今春、私が担当した企画展と関連の講演会がコロナ禍で中止に追い込まれ、博物館も閉館になりました。落胆しましたが、「これはチャンス!」と思い直し、そもそも「原点」なのに取り組めず、やきもきしていた案件の測量・実測調査を実施することにしました。
写真は、富良野市山部地区にある昭和12年建造の「監的壕(かんてきごう)」と呼ばれる戦争遺跡の遺構の中で、当時を記憶する方に聞き取りをしています。これは帝国在郷軍人会山部分会が建造した射撃場の的場で、空知川の河原にあり、全長13.4m、全幅2.4m、全高約2mを計る箱型のコンクリート造構造物と周囲の盛土で構成されます。構造物上部の開口部から板張りの的が3基掲げられ、200m離れた農地に設けた射場から、射撃訓練が行われました。私、こういう歴史的な遺構や建造物に心を奪われます。「ズキュン」です。

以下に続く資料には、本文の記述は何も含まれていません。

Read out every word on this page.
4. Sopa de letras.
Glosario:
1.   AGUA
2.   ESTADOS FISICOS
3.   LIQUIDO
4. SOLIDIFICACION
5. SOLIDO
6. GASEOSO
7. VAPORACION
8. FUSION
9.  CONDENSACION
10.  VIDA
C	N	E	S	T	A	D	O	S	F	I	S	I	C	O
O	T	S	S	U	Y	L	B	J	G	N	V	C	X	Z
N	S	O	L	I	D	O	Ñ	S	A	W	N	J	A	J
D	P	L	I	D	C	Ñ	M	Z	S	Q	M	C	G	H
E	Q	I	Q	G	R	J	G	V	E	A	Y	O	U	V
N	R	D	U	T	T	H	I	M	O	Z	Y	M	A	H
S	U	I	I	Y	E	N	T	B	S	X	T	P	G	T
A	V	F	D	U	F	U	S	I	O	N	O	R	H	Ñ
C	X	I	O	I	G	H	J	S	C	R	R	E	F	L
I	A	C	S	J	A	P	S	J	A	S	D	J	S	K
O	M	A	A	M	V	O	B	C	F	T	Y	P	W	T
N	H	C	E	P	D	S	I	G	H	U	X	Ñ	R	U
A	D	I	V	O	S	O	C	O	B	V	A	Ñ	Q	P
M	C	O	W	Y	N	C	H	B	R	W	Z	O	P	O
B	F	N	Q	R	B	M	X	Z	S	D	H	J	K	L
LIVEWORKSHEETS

とにかく、あらためてじっくり観察しながら測量・実測しました。運良く、調査中に写真の男性に出会い、お話を伺って全体像が理解できました。「澤田さん、楽しそうですね♪」とは手伝いの同僚談。仕事であろうとなかろうと、調べるって発見と出会いがあって、実に楽しいものです。今は個人的な楽しみでなく、「伝えたい」「遺したい」という想いが主体で、共有できる仲間もいるので、幼い頃の貝殻収集よりも喜びが大きくなります。調査結果はこれからまとめて公表する予定ですが、凄惨な戦争の記憶を伝える文化財として、しっかりと未来に遺していけるか否かが、今後の大きな課題であり、使命でもあると考えます。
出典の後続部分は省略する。